Broader Market Perspective
The market for AI music is seen as incredibly vast and Green Field [00:39:40]. Mikey Shulman believes that multiple companies will thrive, catering to different niches:
- Professional Artists: Tools for professional artists will emerge and grow, increasing the quality and quantity of music [00:40:21].
- Background Music: A huge business, as seen in the prevalence of background music in YouTube videos [00:40:37].
- General Consumers: Suno’s primary focus is on building experiences for the average person, expanding music’s importance and joy in their lives [00:40:51].

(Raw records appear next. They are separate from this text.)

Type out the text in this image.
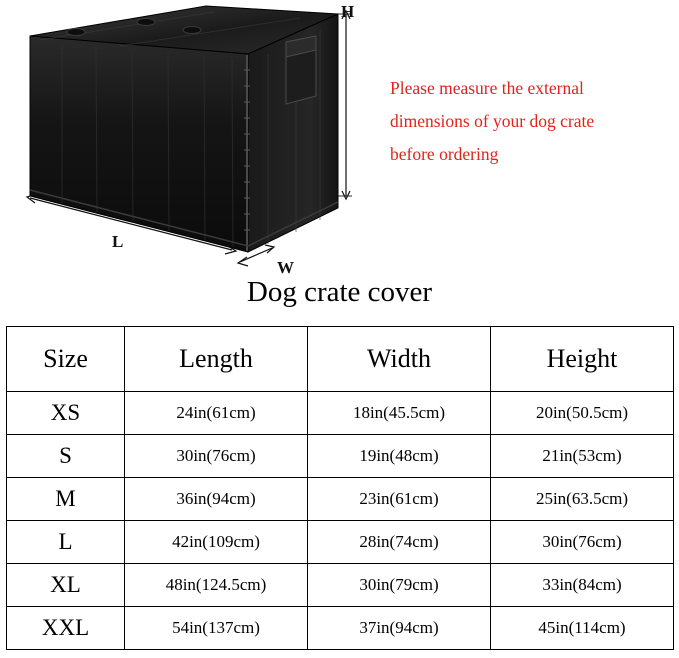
H
L
W
Please measure the external
dimensions of your dog crate
before ordering
Dog crate cover
Size	Length	Width	Height
XS	24in(61cm)	18in(45.5cm)	20in(50.5cm)
S	30in(76cm)	19in(48cm)	21in(53cm)
M	36in(94cm)	23in(61cm)	25in(63.5cm)
L	42in(109cm)	28in(74cm)	30in(76cm)
XL	48in(124.5cm)	30in(79cm)	33in(84cm)
XXL	54in(137cm)	37in(94cm)	45in(114cm)
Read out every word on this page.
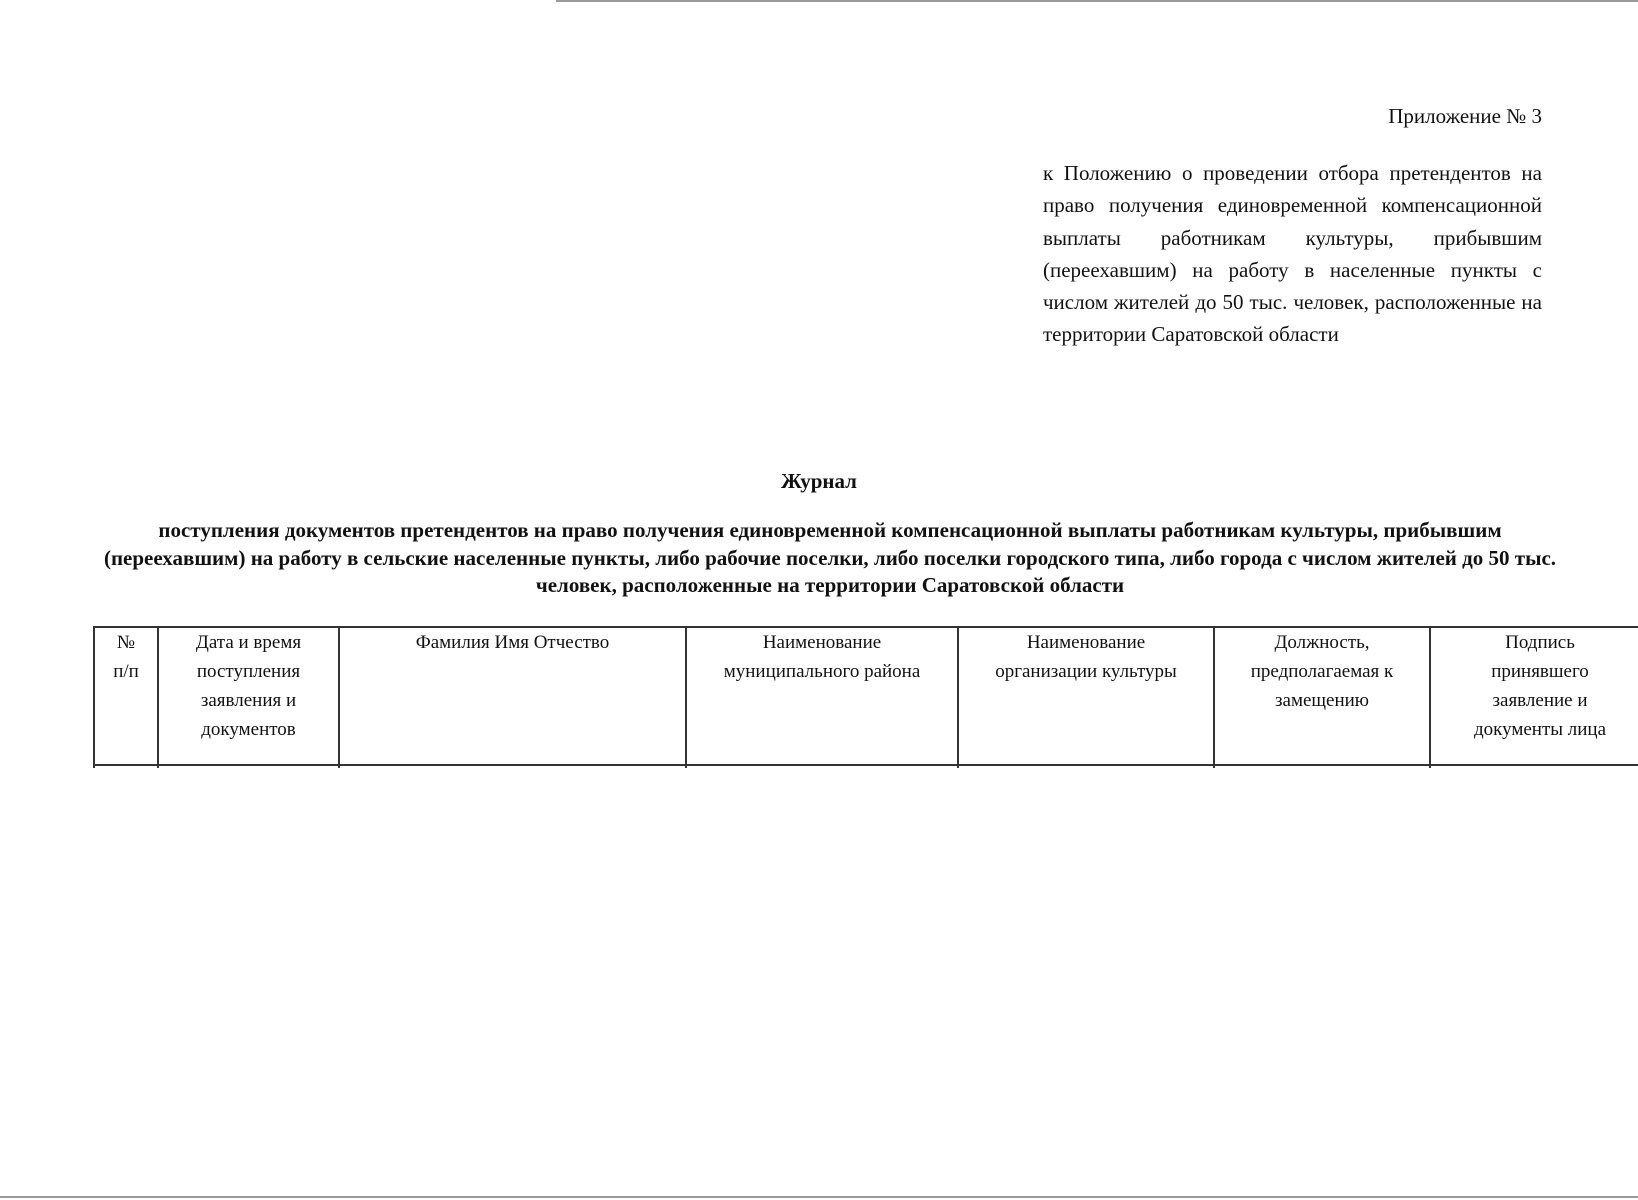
Приложение № 3
к Положению о проведении отбора претендентов на право получения единовременной компенсационной выплаты работникам культуры, прибывшим (переехавшим) на работу в населенные пункты с числом жителей до 50 тыс. человек, расположенные на территории Саратовской области
Журнал
поступления документов претендентов на право получения единовременной компенсационной выплаты работникам культуры, прибывшим (переехавшим) на работу в сельские населенные пункты, либо рабочие поселки, либо поселки городского типа, либо города с числом жителей до 50 тыс. человек, расположенные на территории Саратовской области
№
п/п
Дата и время
поступления
заявления и
документов
Фамилия Имя Отчество	Наименование
муниципального района
Наименование
организации культуры
Должность,
предполагаемая к
замещению
Подпись
принявшего
заявление и
документы лица
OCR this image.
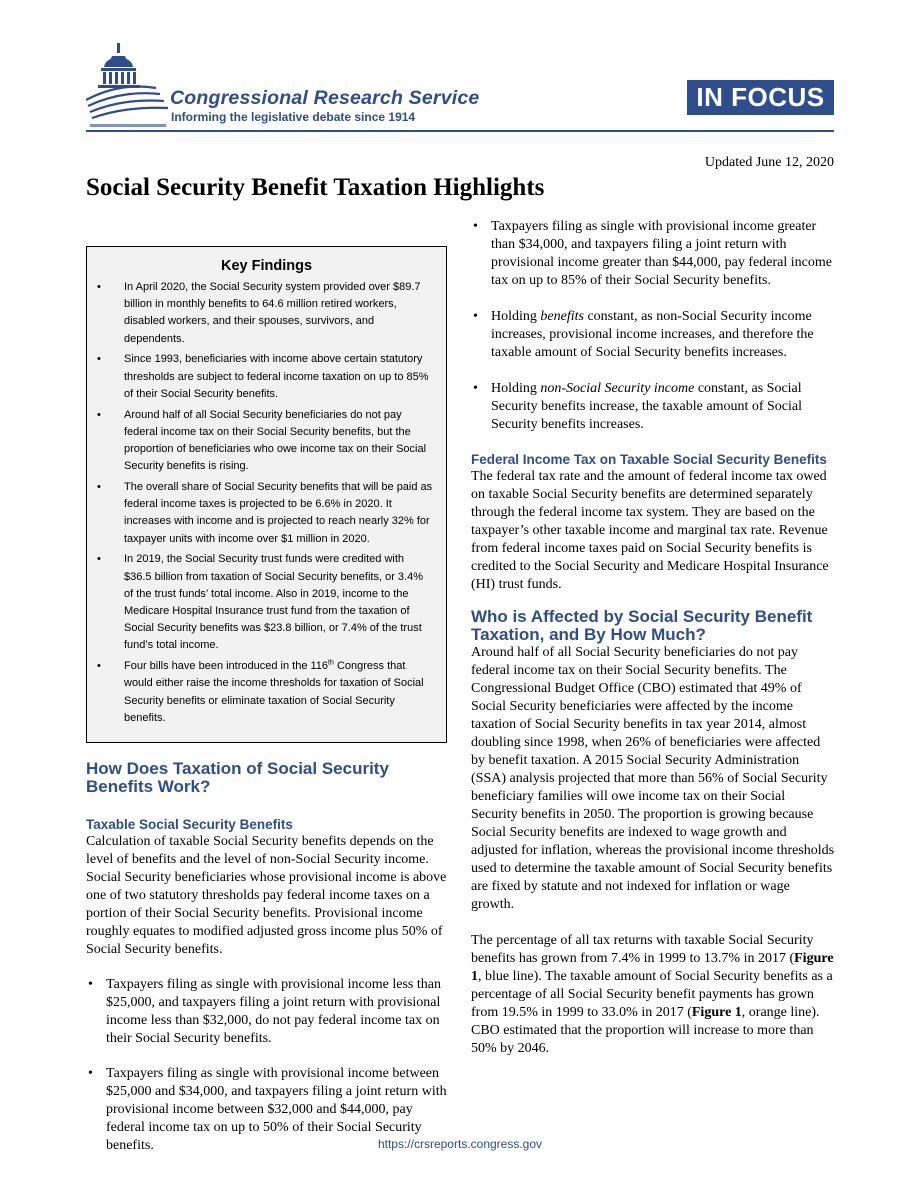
Congressional Research Service
Informing the legislative debate since 1914
IN FOCUS
Updated June 12, 2020
Social Security Benefit Taxation Highlights
Key Findings
• In April 2020, the Social Security system provided over $89.7 billion in monthly benefits to 64.6 million retired workers, disabled workers, and their spouses, survivors, and dependents.
• Since 1993, beneficiaries with income above certain statutory thresholds are subject to federal income taxation on up to 85% of their Social Security benefits.
• Around half of all Social Security beneficiaries do not pay federal income tax on their Social Security benefits, but the proportion of beneficiaries who owe income tax on their Social Security benefits is rising.
• The overall share of Social Security benefits that will be paid as federal income taxes is projected to be 6.6% in 2020. It increases with income and is projected to reach nearly 32% for taxpayer units with income over $1 million in 2020.
• In 2019, the Social Security trust funds were credited with $36.5 billion from taxation of Social Security benefits, or 3.4% of the trust funds’ total income. Also in 2019, income to the Medicare Hospital Insurance trust fund from the taxation of Social Security benefits was $23.8 billion, or 7.4% of the trust fund’s total income.
• Four bills have been introduced in the 116th Congress that would either raise the income thresholds for taxation of Social Security benefits or eliminate taxation of Social Security benefits.
How Does Taxation of Social Security Benefits Work?
Taxable Social Security Benefits

Calculation of taxable Social Security benefits depends on the level of benefits and the level of non-Social Security income. Social Security beneficiaries whose provisional income is above one of two statutory thresholds pay federal income taxes on a portion of their Social Security benefits. Provisional income roughly equates to modified adjusted gross income plus 50% of Social Security benefits.

• Taxpayers filing as single with provisional income less than $25,000, and taxpayers filing a joint return with provisional income less than $32,000, do not pay federal income tax on their Social Security benefits.
• Taxpayers filing as single with provisional income between $25,000 and $34,000, and taxpayers filing a joint return with provisional income between $32,000 and $44,000, pay federal income tax on up to 50% of their Social Security benefits.
• Taxpayers filing as single with provisional income greater than $34,000, and taxpayers filing a joint return with provisional income greater than $44,000, pay federal income tax on up to 85% of their Social Security benefits.
• Holding benefits constant, as non-Social Security income increases, provisional income increases, and therefore the taxable amount of Social Security benefits increases.
• Holding non-Social Security income constant, as Social Security benefits increase, the taxable amount of Social Security benefits increases.
Federal Income Tax on Taxable Social Security Benefits

The federal tax rate and the amount of federal income tax owed on taxable Social Security benefits are determined separately through the federal income tax system. They are based on the taxpayer’s other taxable income and marginal tax rate. Revenue from federal income taxes paid on Social Security benefits is credited to the Social Security and Medicare Hospital Insurance (HI) trust funds.

Who is Affected by Social Security Benefit Taxation, and By How Much?

Around half of all Social Security beneficiaries do not pay federal income tax on their Social Security benefits. The Congressional Budget Office (CBO) estimated that 49% of Social Security beneficiaries were affected by the income taxation of Social Security benefits in tax year 2014, almost doubling since 1998, when 26% of beneficiaries were affected by benefit taxation. A 2015 Social Security Administration (SSA) analysis projected that more than 56% of Social Security beneficiary families will owe income tax on their Social Security benefits in 2050. The proportion is growing because Social Security benefits are indexed to wage growth and adjusted for inflation, whereas the provisional income thresholds used to determine the taxable amount of Social Security benefits are fixed by statute and not indexed for inflation or wage growth.

The percentage of all tax returns with taxable Social Security benefits has grown from 7.4% in 1999 to 13.7% in 2017 (Figure 1, blue line). The taxable amount of Social Security benefits as a percentage of all Social Security benefit payments has grown from 19.5% in 1999 to 33.0% in 2017 (Figure 1, orange line). CBO estimated that the proportion will increase to more than 50% by 2046.

https://crsreports.congress.gov
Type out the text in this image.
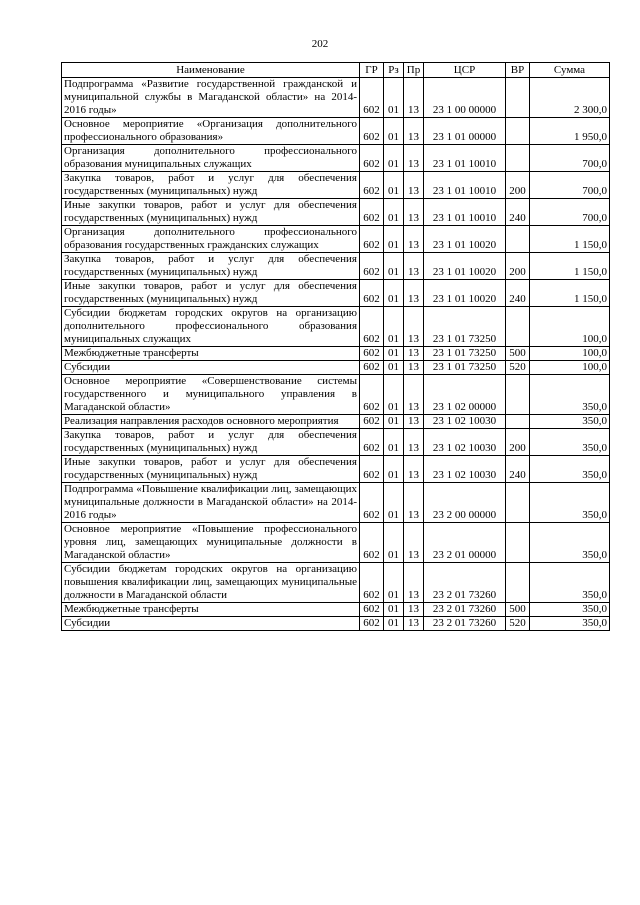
202
Наименование	ГР	Рз	Пр	ЦСР	ВР	Сумма
Подпрограмма «Развитие государственной гражданской и муниципальной службы в Магаданской области» на 2014-2016 годы»	602	01	13	23 1 00 00000		2 300,0
Основное мероприятие «Организация дополнительного профессионального образования»	602	01	13	23 1 01 00000		1 950,0
Организация дополнительного профессионального образования муниципальных служащих	602	01	13	23 1 01 10010		700,0
Закупка товаров, работ и услуг для обеспечения государственных (муниципальных) нужд	602	01	13	23 1 01 10010	200	700,0
Иные закупки товаров, работ и услуг для обеспечения государственных (муниципальных) нужд	602	01	13	23 1 01 10010	240	700,0
Организация дополнительного профессионального образования государственных гражданских служащих	602	01	13	23 1 01 10020		1 150,0
Закупка товаров, работ и услуг для обеспечения государственных (муниципальных) нужд	602	01	13	23 1 01 10020	200	1 150,0
Иные закупки товаров, работ и услуг для обеспечения государственных (муниципальных) нужд	602	01	13	23 1 01 10020	240	1 150,0
Субсидии бюджетам городских округов на организацию дополнительного профессионального образования муниципальных служащих	602	01	13	23 1 01 73250		100,0
Межбюджетные трансферты	602	01	13	23 1 01 73250	500	100,0
Субсидии	602	01	13	23 1 01 73250	520	100,0
Основное мероприятие «Совершенствование системы государственного и муниципального управления в Магаданской области»	602	01	13	23 1 02 00000		350,0
Реализация направления расходов основного мероприятия	602	01	13	23 1 02 10030		350,0
Закупка товаров, работ и услуг для обеспечения государственных (муниципальных) нужд	602	01	13	23 1 02 10030	200	350,0
Иные закупки товаров, работ и услуг для обеспечения государственных (муниципальных) нужд	602	01	13	23 1 02 10030	240	350,0
Подпрограмма «Повышение квалификации лиц, замещающих муниципальные должности в Магаданской области» на 2014-2016 годы»	602	01	13	23 2 00 00000		350,0
Основное мероприятие «Повышение профессионального уровня лиц, замещающих муниципальные должности в Магаданской области»	602	01	13	23 2 01 00000		350,0
Субсидии бюджетам городских округов на организацию повышения квалификации лиц, замещающих муниципальные должности в Магаданской области	602	01	13	23 2 01 73260		350,0
Межбюджетные трансферты	602	01	13	23 2 01 73260	500	350,0
Субсидии	602	01	13	23 2 01 73260	520	350,0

Regarding IP partnerships and artist imitation, Suno has intentionally avoided direct artist partnerships that allow users to create new songs “in the style of” specific artists without explicit consent [00:42:10]. Such viral moments are considered a “flash in the pan” that ultimately fade [00:43:38]. The focus remains on enabling users to create music relevant to them and enjoy the process of creation itself [00:43:27].
Hot Takes
- Open Source AI is Overhyped: While open-source software is amazing, open source AI is challenging due to the significant compute barriers and lack of explicit financial incentives required to produce state-of-the-art models [00:46:21].
- Music is Underhyped: Beyond AI, music as a fundamental part of people’s lives and its potential for greater impact is generally underhyped [00:47:07].